The OCR spokesperson added: “It’s worth remembering that student performance on questions from past papers (whether seen or unseen) will be only part of the evidence used this summer to determine teacher assessed grades (some schools may not use the assessment materials at all as use is optional).”
When Tes reported that past papers would be used as part of the grading process for GCSE and A level students this year in February, sources close to the discussions said this raised the prospect of students simply learning stock answers to past paper questions by rote, rather than studying the syllabus.
And last week, when exam boards released assessment materials for GCSE and A level grades, teachers condemned them as “shocking” because of their reliance on past papers, raising concerns that students would be able to learn stock A* answers by rote.
One teacher pointed out that as specifications are “only a couple of years’ old, there’s only about three to four papers in existence for each subject anyway.
‘They will prep the hell out of those few questions’
“It narrows the question range hugely,” they said, adding that in a cohort of able pupils they taught “they will prep the hell out of those few questions and smash them. They will all get A or A*”.
Guidance from the Joint Council for Qualifications on how teachers should approach this year’s grading states that: “It is understood that students may have seen some material previously.
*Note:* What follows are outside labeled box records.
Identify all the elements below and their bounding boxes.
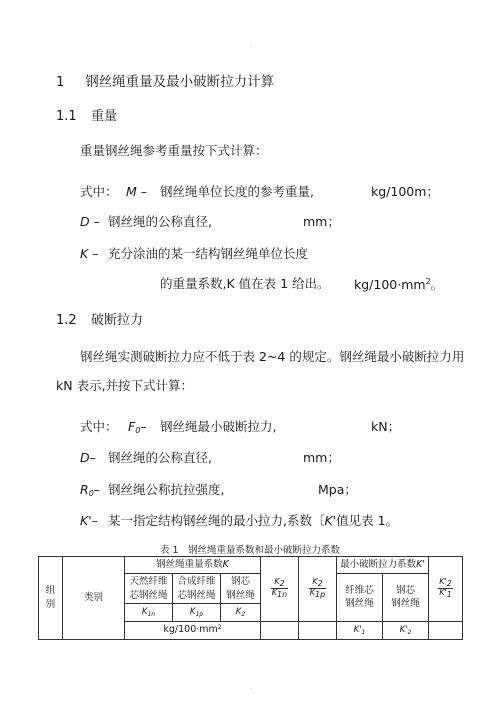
break-col-fiber: 纤维芯 钢丝绳 [337, 573, 383, 621]
section-1-2-title: 破断拉力 [90, 313, 143, 328]
section-1-heading [56, 76, 274, 90]
var-d2-unit: mm； [303, 450, 340, 465]
table-1-caption: 表 1 钢丝绳重量系数和最小破断拉力系数 [159, 545, 341, 556]
sym-k1n: $K_{1n}$ [125, 604, 173, 622]
var-d2-symbol: D [80, 450, 90, 465]
section-1-2-heading [56, 314, 143, 327]
var-d-unit: mm； [303, 214, 340, 229]
col-category-header: 类别 [63, 557, 125, 640]
var-d-desc: 钢丝绳的公称直径, [108, 214, 212, 229]
break-formula-label: 式中： [80, 419, 118, 434]
var-m-row [126, 186, 147, 199]
empty-cell-2 [299, 621, 337, 639]
weight-formula-label: 式中： [80, 184, 118, 199]
col-group-header: 组别 [39, 557, 63, 640]
weight-intro: 重量钢丝绳参考重量按下式计算： [80, 143, 268, 158]
section-1-1-heading [56, 110, 117, 123]
var-r0-symbol: R [80, 482, 89, 497]
var-d-dash: – [93, 214, 100, 229]
ratio-k2-k1p: $\frac{K_2}{K_{1p}}$ [299, 557, 337, 622]
var-kp-symbol: K' [80, 513, 92, 528]
var-k-desc: 充分涂油的某一结构钢丝绳单位长度 [108, 246, 309, 261]
section-1-1-title: 重量 [90, 109, 117, 124]
break-coef-header: 最小破断拉力系数K' [337, 557, 429, 574]
section-1-1-number: 1.1 [56, 109, 77, 124]
break-col-steel: 钢芯 钢丝绳 [383, 573, 429, 621]
sym-k1p: $K_{1p}$ [173, 604, 221, 622]
var-f0-desc: 钢丝绳最小破断拉力, [160, 419, 277, 434]
var-m-desc: 钢丝绳单位长度的参考重量, [160, 184, 314, 199]
section-1-title: 钢丝绳重量及最小破断拉力计算 [85, 74, 275, 90]
var-d2-row: D– [80, 450, 96, 465]
var-r0-row: $R_0-$ [80, 482, 101, 498]
var-kp-desc: 某一指定结构钢丝绳的最小拉力,系数〔K'值见表 1。 [108, 513, 399, 528]
break-para-line1: 钢丝绳实测破断拉力应不低于表 2~4 的规定。钢丝绳最小破断拉力用 [80, 349, 465, 364]
weight-col-steel: 钢芯 钢丝绳 [221, 573, 261, 604]
var-k-row [80, 248, 98, 261]
ratio-k2-k1n: $\frac{K_2}{K_{1n}}$ [261, 557, 299, 622]
section-1-2-number: 1.2 [56, 313, 77, 328]
var-kp-row: K'– [80, 513, 98, 528]
var-d2-desc: 钢丝绳的公称直径, [108, 450, 212, 465]
var-d-row [80, 216, 100, 229]
table-header-row-1 [39, 557, 463, 574]
weight-col-synthetic: 合成纤维 芯钢丝绳 [173, 573, 221, 604]
var-m-symbol: M [126, 184, 137, 199]
sym-k2: $K_2$ [221, 604, 261, 622]
var-f0-unit: kN； [371, 419, 401, 434]
weight-col-natural: 天然纤维 芯钢丝绳 [125, 573, 173, 604]
section-1-number: 1 [56, 74, 65, 90]
var-m-unit: kg/100m； [371, 184, 439, 199]
var-d-symbol: D [80, 214, 90, 229]
page-mark-top: · [250, 44, 252, 51]
var-k-dash: – [92, 246, 99, 261]
var-r0-unit: Mpa； [318, 482, 357, 497]
var-f0-row: $F_0-$ [128, 419, 147, 435]
sym-kp2: $K'_2$ [383, 621, 429, 639]
weight-unit-cell: $kg/100\cdot mm^2$ [125, 621, 261, 639]
ratio-kp2-kp1: $\frac{K'_2}{K'_1}$ [429, 557, 463, 622]
var-k-unit: $kg/100\cdot mm^2$。 [354, 277, 444, 292]
table-1 [38, 556, 463, 640]
empty-cell-3 [429, 621, 463, 639]
var-k-cont: 的重量系数,K 值在表 1 给出。 [160, 276, 330, 291]
var-k-symbol: K [80, 246, 89, 261]
sym-kp1: $K'_1$ [337, 621, 383, 639]
empty-cell-1 [261, 621, 299, 639]
break-para-line2: kN 表示,并按下式计算： [56, 378, 194, 393]
var-m-dash: – [140, 184, 148, 199]
page-mark-bottom: · [250, 686, 252, 693]
var-f0-symbol: F [128, 419, 136, 434]
weight-coef-header: 钢丝绳重量系数K [125, 557, 261, 574]
var-r0-desc: 钢丝绳公称抗拉强度, [108, 482, 225, 497]
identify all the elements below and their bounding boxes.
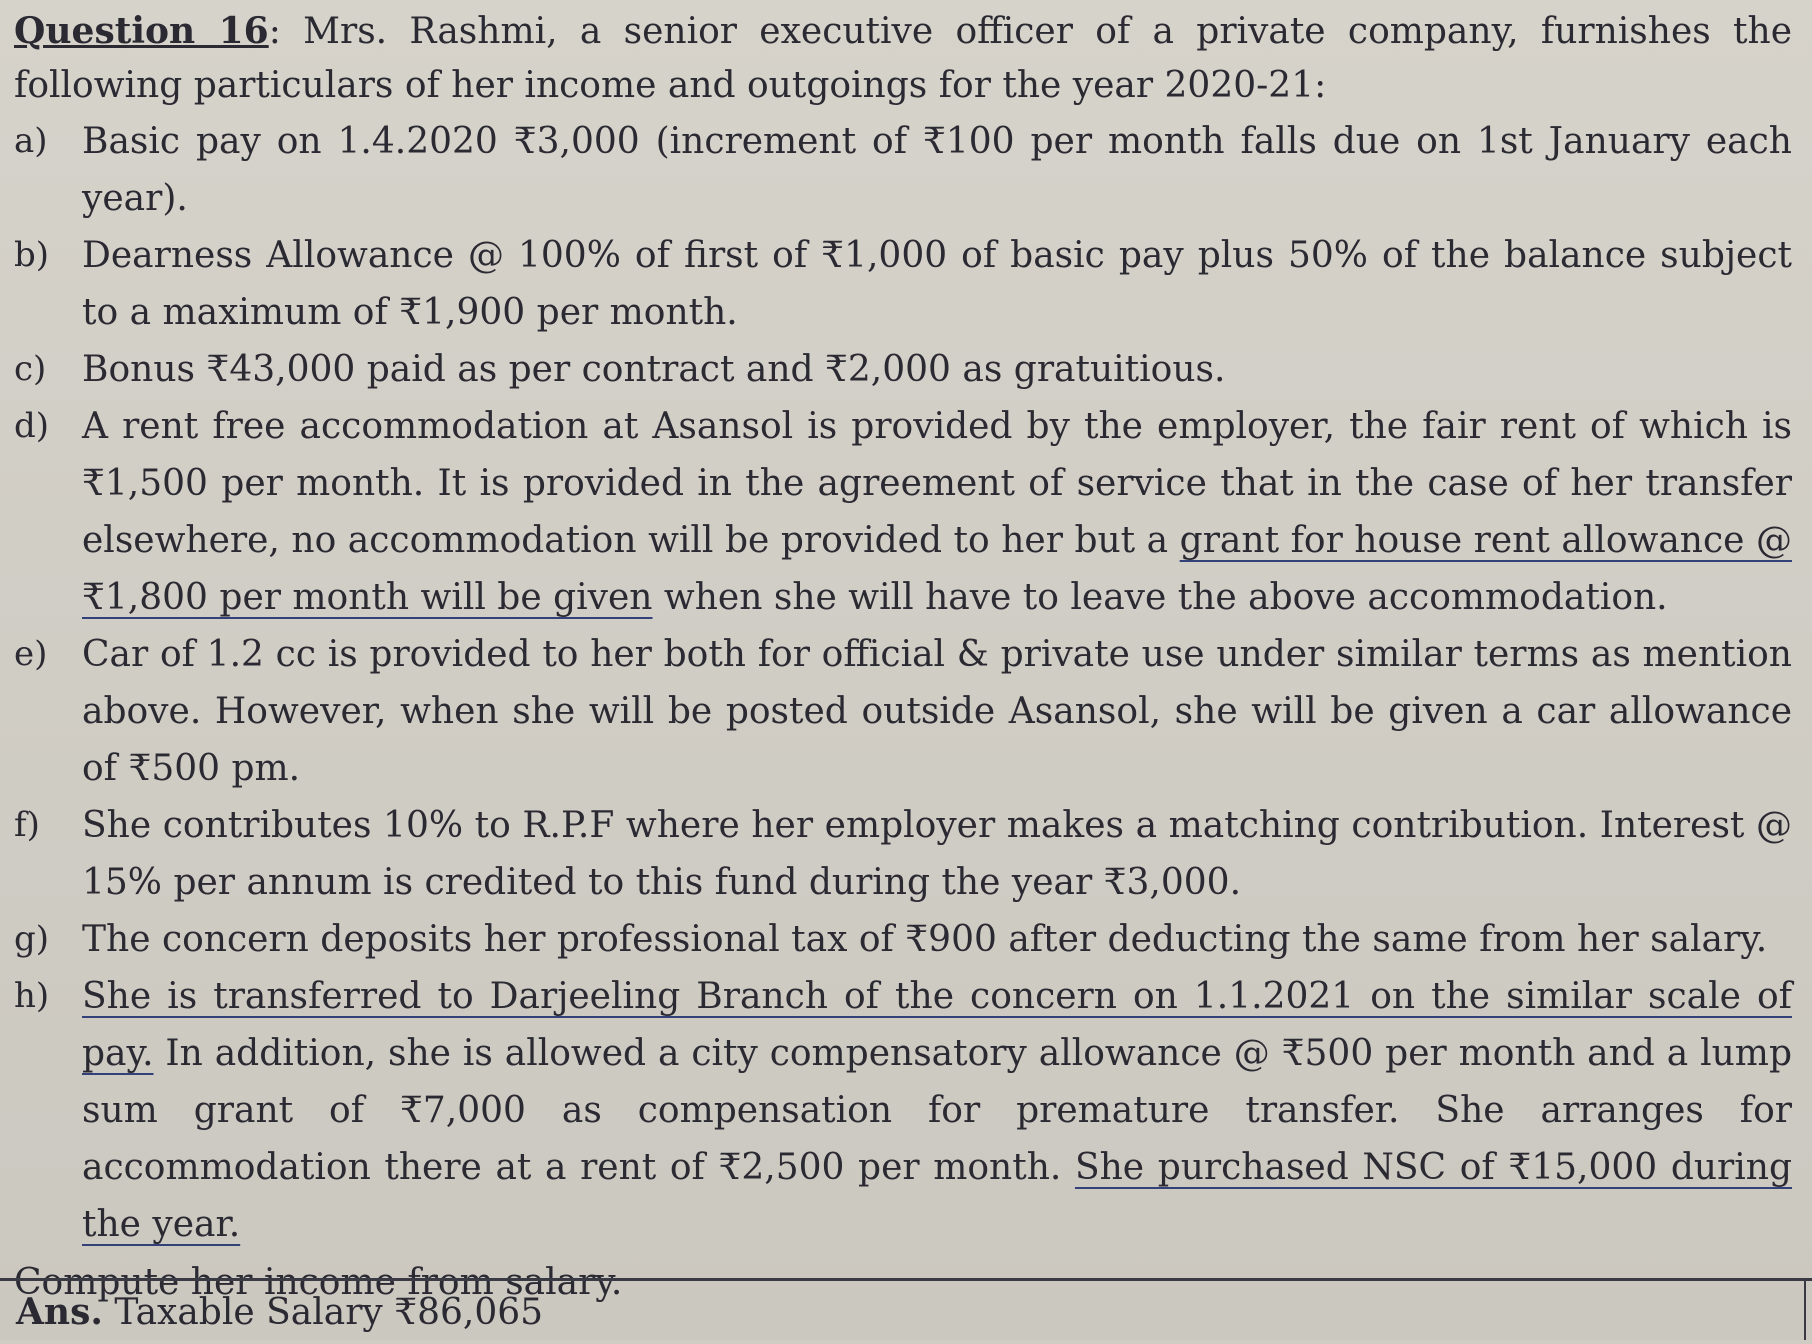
underlined-text: She is transferred to Darjeeling Branch of the concern on 1.1.2021 on the similar scale of pay. <box>82 976 1792 1074</box>
particulars-list <box>14 113 1792 1253</box>
item-label: b) <box>14 235 50 275</box>
answer-divider <box>1804 1278 1806 1340</box>
item-text: The concern deposits her professional tax of ₹900 after deducting the same from her salary. <box>82 919 1768 960</box>
item-text: Bonus ₹43,000 paid as per contract and ₹2,000 as gratuitious. <box>82 349 1226 390</box>
item-text: Car of 1.2 cc is provided to her both for official & private use under similar terms as mention above. However, when she will be posted outside Asansol, she will be given a car allowance of ₹500 pm. <box>82 634 1792 789</box>
item-text: A rent free accommodation at Asansol is provided by the employer, the fair rent of which is ₹1,500 per month. It is provided in the agreement of service that in the case of her transfer elsewhere, no accommodation will be provided to her but a <box>82 406 1792 561</box>
item-text: when she will have to leave the above accommodation. <box>652 577 1668 618</box>
list-item <box>14 398 1792 626</box>
list-item <box>14 968 1792 1253</box>
compute-instruction: Compute her income from salary. <box>14 1262 623 1303</box>
question-intro: : Mrs. Rashmi, a senior executive officer of a private company, furnishes the following particulars of her income and outgoings for the year 2020-21: <box>14 11 1792 106</box>
item-text: She contributes 10% to R.P.F where her employer makes a matching contribution. Interest @ 15% per annum is credited to this fund during the year ₹3,000. <box>82 805 1792 903</box>
item-text: Dearness Allowance @ 100% of first of ₹1,000 of basic pay plus 50% of the balance subject to a maximum of ₹1,900 per month. <box>82 235 1792 333</box>
list-item <box>14 227 1792 341</box>
answer-label: Ans. <box>16 1291 103 1333</box>
item-label: e) <box>14 634 48 674</box>
list-item <box>14 113 1792 227</box>
answer-text: Taxable Salary ₹86,065 <box>114 1292 544 1333</box>
item-label: d) <box>14 406 50 446</box>
item-text: Basic pay on 1.4.2020 ₹3,000 (increment of ₹100 per month falls due on 1st January each year). <box>82 121 1792 219</box>
question-number: Question 16 <box>14 10 269 52</box>
item-label: f) <box>14 805 40 845</box>
item-label: a) <box>14 121 48 161</box>
item-label: h) <box>14 976 50 1016</box>
list-item <box>14 797 1792 911</box>
answer-box <box>0 1278 1812 1344</box>
list-item <box>14 911 1792 968</box>
item-text: In addition, she is allowed a city compensatory allowance @ ₹500 per month and a lump sum grant of ₹7,000 as compensation for premature transfer. She arranges for accommodation there at a rent of ₹2,500 per month. <box>82 1033 1792 1188</box>
underlined-text: She purchased NSC of ₹15,000 during the year. <box>82 1147 1792 1245</box>
list-item <box>14 341 1792 398</box>
item-label: g) <box>14 919 50 959</box>
underlined-text: grant for house rent allowance @ ₹1,800 per month will be given <box>82 520 1792 618</box>
question-heading <box>14 4 1792 113</box>
item-label: c) <box>14 349 47 389</box>
list-item <box>14 626 1792 797</box>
“The purpose of any materials should be considered before they are included in the range of evidence. It would be inappropriate to advise students on the content of any up-coming assessment.
“If a student has recently completed a particular activity there may be little benefit to them completing the same or a very similar activity again.”
An Ofqual spokesperson said: “We expect teachers to use multiple sources of evidence to arrive at a grade, and to use their professional judgement.
“Externally set tasks are optional and just one of the many sources of evidence which will be used by teachers. A wide range of questions will be made available by exam boards so while students will have access to them all in advance, they will not know which ones if any (as the use of exam board materials is optional) their school or college will use.”
“We would expect a teacher confronted with evidence from classwork that gives one view of a student’s performance and evidence from the external tasks that gives a very different view to explore further which is likely to best represent their true level of attainment.”